Assim como o termo caminhabilidade acabou entrando no vocabulário de urbanistas, arquitetos, engenheiros, gestores e daqueles interessados no assunto, esse time de planejadores definiu uma palavra em inglês para as áreas que oferecem melhores condições para esse exercício: “runnability”, que pode ser traduzida como a “correbilidade” ou a capacidade de correr de um lugar. Eles publicaram este ano um estudo em que se aprofundaram sobre os elementos do desenho urbano que ajudam a qualificar as localidades para essa atividade, como acessibilidade, movimento ininterrupto para os corredores (evitando paradas e cruzamentos, por exemplo), segurança, apelo estético e infraestrutura bem conservada.
Jua salienta que esses aspectos podem ser incorporados nos municípios através de iniciativas como a concepção de uma rede de pistas de corrida e de trilhas interconectadas que consigam ser facilmente acessadas a partir de diferentes pontos da cidade.
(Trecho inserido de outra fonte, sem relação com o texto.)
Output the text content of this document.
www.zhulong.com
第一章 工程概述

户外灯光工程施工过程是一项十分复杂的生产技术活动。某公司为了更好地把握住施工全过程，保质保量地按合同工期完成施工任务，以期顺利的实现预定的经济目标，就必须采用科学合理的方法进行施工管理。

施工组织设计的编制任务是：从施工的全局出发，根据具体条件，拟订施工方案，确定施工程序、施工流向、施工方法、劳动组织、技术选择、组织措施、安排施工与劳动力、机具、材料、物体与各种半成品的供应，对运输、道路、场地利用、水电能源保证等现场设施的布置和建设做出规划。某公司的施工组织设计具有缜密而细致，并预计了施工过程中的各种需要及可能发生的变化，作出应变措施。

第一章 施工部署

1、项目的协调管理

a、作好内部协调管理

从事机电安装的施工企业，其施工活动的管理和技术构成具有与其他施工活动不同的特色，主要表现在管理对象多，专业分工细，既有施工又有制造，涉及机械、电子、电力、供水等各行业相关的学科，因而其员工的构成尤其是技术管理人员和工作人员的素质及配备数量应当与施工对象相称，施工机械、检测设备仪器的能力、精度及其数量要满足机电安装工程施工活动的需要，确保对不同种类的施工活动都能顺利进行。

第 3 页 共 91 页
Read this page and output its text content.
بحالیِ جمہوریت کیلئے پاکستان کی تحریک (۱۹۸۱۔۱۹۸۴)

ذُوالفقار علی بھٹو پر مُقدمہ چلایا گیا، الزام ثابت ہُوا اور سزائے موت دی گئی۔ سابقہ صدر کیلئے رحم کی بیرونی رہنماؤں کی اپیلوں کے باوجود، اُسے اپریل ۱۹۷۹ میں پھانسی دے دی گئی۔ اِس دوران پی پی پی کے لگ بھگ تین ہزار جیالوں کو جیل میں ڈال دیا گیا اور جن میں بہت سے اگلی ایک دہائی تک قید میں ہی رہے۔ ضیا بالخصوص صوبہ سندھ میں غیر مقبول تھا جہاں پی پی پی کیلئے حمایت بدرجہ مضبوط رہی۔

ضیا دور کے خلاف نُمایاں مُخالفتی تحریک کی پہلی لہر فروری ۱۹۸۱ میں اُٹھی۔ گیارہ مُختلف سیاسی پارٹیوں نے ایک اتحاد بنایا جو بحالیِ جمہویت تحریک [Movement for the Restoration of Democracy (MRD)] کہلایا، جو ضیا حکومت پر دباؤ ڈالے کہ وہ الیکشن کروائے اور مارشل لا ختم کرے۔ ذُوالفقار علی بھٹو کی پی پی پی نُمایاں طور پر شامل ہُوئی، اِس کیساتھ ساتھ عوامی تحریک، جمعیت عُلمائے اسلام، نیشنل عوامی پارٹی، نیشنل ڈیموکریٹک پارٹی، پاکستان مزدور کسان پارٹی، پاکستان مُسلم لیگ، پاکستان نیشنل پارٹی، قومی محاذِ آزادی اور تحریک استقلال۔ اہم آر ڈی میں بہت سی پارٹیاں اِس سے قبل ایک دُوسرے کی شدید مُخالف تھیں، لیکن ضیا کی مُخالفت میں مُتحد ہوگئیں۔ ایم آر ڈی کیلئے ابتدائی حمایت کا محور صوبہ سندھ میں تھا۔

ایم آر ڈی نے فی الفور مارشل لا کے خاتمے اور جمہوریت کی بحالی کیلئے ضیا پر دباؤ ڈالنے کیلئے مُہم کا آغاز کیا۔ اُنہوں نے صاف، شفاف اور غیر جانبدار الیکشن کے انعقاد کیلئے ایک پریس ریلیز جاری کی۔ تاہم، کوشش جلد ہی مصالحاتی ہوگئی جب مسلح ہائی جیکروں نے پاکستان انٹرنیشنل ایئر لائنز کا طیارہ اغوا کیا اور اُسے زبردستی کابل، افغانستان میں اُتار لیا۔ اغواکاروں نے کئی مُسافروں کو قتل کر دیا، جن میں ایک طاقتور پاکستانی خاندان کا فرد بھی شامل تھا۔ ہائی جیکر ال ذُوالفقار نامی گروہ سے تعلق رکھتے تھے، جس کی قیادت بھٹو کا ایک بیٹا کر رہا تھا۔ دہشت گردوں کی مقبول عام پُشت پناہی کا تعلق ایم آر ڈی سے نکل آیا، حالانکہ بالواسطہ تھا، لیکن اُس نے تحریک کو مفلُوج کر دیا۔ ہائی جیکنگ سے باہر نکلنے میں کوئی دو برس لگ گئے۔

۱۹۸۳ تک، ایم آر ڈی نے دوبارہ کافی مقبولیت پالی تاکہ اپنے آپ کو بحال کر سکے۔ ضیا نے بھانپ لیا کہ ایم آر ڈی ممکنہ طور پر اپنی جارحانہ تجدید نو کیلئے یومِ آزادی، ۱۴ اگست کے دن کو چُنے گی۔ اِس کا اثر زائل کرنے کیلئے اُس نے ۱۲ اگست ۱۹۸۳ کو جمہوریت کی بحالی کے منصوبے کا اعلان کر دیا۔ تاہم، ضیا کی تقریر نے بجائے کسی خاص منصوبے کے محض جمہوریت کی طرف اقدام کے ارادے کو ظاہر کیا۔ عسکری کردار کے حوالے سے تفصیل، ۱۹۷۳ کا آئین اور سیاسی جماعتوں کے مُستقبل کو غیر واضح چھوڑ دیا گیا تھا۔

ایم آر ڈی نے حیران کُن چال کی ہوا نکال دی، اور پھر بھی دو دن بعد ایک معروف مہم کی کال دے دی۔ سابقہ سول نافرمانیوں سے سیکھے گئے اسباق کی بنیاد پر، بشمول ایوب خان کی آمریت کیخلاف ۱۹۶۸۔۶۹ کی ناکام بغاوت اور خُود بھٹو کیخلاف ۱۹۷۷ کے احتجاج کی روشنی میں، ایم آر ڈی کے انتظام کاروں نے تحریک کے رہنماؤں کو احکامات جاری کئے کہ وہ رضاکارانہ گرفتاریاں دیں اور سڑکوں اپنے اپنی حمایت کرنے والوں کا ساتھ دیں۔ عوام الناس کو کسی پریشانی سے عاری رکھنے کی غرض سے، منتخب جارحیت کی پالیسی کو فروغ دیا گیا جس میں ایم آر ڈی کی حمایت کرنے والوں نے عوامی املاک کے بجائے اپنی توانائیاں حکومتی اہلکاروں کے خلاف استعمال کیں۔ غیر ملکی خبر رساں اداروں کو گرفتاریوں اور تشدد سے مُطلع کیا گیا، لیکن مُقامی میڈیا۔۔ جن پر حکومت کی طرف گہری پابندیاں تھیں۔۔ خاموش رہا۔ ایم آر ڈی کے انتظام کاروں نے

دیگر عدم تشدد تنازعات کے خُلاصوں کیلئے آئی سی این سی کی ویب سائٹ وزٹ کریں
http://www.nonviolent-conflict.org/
Ela reforça que o ideal é que esses percursos sejam formados por corredores verdes que se ligam a outros parques e ambientes abertos, permitindo o movimento contínuo dos atletas. Compartilhar o espaço com pedestres, ciclistas e com veículos é outra questão importante a ser ponderada no desenvolvimento das regiões. A docente da Universidade de Tecnologia de Sydney aponta ainda que a proteção de quem corre pode ser garantida com trajetos bem iluminados e com a separação das pistas das faixas de trânsito.
Nesse sentido, Jua ressalta a necessidade de acalmar o tráfego, reduzindo as velocidades, seja por meio do estreitamento de faixas para os automóveis, pelo alargamento das calçadas ou pela instalação de paisagismo apropriado para cada área. Essa medida, de acordo com ela, aumenta a segurança dos corredores. A professora afirma também que redesenhar a infraestrutura para incluir lugares para a corrida ao lado de trilhas para a caminhada e de ciclovias é uma ótima ideia. Para Jua, o design das localidades deve estimular a mobilidade ativa e isso significa adicionar bancos, bebedouros e banheiros públicos ao longo das rotas, oferecendo mais estrutura para quem pratica esse esporte.
Além disso, ela observa que para um ambiente estar mais adequado para essa modalidade ele deve ser projetado tendo em mente a implementação de pistas que vão fomentar a realização do exercício e proteger os atletas, evitando superfícies irregulares, escorregadias ou desfavoráveis, como paralelepípedos. A sinalização é outro fator fundamental a ser analisado pelos planejadores, agrega a docente, ela deve ser simples e de fácil entendimento, possibilitando a identificação do caminho a ser seguido mesmo em espaços desconhecidos pelo corredor.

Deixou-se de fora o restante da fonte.